Diamond Brothers 5 - The French Confection by Anthony Horowitz

Diamond Brothers 5 - The French Confection by Anthony Horowitz

Author:Anthony Horowitz
Language: eng
Format: mobi, azw3
ISBN: 9781406342482
Published: 2012-07-04T14:00:00+00:00


* See Public Enemy Number Two

PARIS BY NIGHT

I knew I was in trouble before I even opened my eyes. For a start, I was sitting up. If everything that had happened up until now had been a horrible dream – which it should have been – I would be lying in my nice warm bed in Camden with the kettle whistling in the kitchen and maybe Tim doing the same in the bath. But not only was I sitting in a hard, wooden chair, my feet were tied together with something that felt suspiciously like parcel tape and my hands were similarly bound behind my back. When I did finally open my eyes, it only got worse. Tim was next to me looking pale and confused … by which I mean even more confused than usual. And Bastille and Lavache were sitting opposite us, both of them smoking.
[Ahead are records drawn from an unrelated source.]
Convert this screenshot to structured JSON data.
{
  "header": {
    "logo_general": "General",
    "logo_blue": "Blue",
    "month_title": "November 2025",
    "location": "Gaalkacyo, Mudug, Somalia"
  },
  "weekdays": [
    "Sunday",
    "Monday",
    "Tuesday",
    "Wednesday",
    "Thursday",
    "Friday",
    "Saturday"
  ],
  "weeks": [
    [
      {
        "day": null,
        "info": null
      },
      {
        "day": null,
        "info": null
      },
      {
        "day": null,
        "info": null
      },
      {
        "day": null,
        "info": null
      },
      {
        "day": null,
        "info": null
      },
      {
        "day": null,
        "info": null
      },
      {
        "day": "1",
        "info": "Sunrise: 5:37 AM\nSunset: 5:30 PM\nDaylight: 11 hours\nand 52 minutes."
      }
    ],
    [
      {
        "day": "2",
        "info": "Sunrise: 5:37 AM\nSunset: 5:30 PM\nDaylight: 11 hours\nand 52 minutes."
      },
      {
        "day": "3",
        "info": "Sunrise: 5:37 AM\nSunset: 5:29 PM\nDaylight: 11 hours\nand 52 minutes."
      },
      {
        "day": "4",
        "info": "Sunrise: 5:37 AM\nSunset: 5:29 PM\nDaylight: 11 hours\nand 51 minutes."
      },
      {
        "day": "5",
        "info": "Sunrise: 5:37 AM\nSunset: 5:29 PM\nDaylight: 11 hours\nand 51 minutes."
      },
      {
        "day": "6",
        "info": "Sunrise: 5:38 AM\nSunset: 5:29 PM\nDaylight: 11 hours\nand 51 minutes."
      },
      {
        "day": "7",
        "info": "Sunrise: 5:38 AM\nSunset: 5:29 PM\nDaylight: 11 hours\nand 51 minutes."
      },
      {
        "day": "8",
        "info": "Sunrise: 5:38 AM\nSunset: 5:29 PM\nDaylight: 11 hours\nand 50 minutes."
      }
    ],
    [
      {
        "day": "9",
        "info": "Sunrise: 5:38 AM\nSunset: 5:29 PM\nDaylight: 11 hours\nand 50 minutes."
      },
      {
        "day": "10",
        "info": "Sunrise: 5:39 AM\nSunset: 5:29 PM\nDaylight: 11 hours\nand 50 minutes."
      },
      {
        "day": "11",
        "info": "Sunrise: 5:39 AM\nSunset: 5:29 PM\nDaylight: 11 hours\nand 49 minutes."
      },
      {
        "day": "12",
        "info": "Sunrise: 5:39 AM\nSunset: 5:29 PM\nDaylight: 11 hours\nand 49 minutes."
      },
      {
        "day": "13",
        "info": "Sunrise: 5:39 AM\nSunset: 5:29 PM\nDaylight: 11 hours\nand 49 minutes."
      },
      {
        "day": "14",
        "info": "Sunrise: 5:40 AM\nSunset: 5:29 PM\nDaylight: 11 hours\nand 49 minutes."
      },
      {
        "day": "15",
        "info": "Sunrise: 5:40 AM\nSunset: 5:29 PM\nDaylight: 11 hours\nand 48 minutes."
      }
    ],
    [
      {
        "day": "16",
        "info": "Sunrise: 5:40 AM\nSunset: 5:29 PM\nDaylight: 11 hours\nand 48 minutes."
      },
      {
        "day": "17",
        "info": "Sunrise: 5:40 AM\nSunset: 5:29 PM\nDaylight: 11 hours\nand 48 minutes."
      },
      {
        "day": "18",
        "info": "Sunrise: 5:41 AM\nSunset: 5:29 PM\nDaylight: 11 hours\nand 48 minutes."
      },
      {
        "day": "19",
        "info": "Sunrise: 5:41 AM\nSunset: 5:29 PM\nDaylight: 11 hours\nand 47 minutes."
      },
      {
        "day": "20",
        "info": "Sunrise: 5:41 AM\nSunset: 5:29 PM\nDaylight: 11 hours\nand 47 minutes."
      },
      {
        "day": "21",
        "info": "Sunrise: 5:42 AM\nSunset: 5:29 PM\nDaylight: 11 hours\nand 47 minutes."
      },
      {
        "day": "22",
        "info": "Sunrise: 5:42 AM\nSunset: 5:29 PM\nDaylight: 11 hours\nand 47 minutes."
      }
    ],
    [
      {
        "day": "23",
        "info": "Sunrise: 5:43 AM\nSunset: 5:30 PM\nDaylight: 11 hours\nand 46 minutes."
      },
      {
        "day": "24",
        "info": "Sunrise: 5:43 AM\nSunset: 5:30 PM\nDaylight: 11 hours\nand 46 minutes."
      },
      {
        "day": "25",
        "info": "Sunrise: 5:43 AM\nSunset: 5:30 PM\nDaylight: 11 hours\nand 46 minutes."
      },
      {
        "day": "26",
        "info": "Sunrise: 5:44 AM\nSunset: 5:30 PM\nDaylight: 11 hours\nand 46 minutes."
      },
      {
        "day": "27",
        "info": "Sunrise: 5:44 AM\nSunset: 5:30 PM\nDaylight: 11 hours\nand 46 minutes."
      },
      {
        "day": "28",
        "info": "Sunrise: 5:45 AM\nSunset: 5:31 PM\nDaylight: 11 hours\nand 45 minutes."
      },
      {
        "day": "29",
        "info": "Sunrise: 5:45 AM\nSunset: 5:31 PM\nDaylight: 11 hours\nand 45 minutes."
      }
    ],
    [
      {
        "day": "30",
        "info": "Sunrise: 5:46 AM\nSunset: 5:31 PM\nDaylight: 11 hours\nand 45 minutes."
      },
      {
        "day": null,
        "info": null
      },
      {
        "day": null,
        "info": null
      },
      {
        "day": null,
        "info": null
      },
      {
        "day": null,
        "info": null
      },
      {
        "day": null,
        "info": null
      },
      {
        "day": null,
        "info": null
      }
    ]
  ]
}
The four of us were in a large, empty room that might once have been the dining-room of a grand château but was now empty and dilapidated. The floor was wooden and the walls white plaster, with no pictures or decorations. A broken chandelier hung from the ceiling. In fact quite a lot of the ceiling was hanging from the ceiling. Half of it seemed to be peeling off.

I had no idea how much time had passed since they’d knocked us out and bundled us into the back of a delivery van. An hour? A week? I couldn’t see my watch – it was pinned somewhere behind me, along with the wrist it was on – so I twisted round and looked out of the window. The glass was so dust-covered that I could barely see outside, but from the light I would have said it was early evening. If so, we had been unconscious for about fifteen hours! I wondered where we were. Somewhere in the distance I thought I heard singing, the sound of a choir. But the music was foreign – and not French. It sounded vaguely religious, which made me think of churches. And that made me think of funerals. I just hoped they weren’t singing for us.

“Good evening,” Bastille muttered. He hadn’t changed out of the dirty linen suit he had been wearing when we met him the day before. It was so crumpled now that I wondered if he had slept in it.

“What time is it?” Tim asked.

“It is time for you to talk!” Bastille blew a cloud of smoke into Tim’s face.

Tim coughed. “You know those things can damage your health!” he remarked.

Not quickly enough, I thought. But I said nothing.

“It is your health that should concern you, my friend,” Bastille replied.

“I’m perfectly well, thank you,” Tim said.

“I mean – your health if you fail to tell us what we want to know!” Bastille’s green eyes flared. He was even uglier when he was angry. “You have put us to a great deal of trouble,” he went on. “We’ve searched you and this morning we searched your room.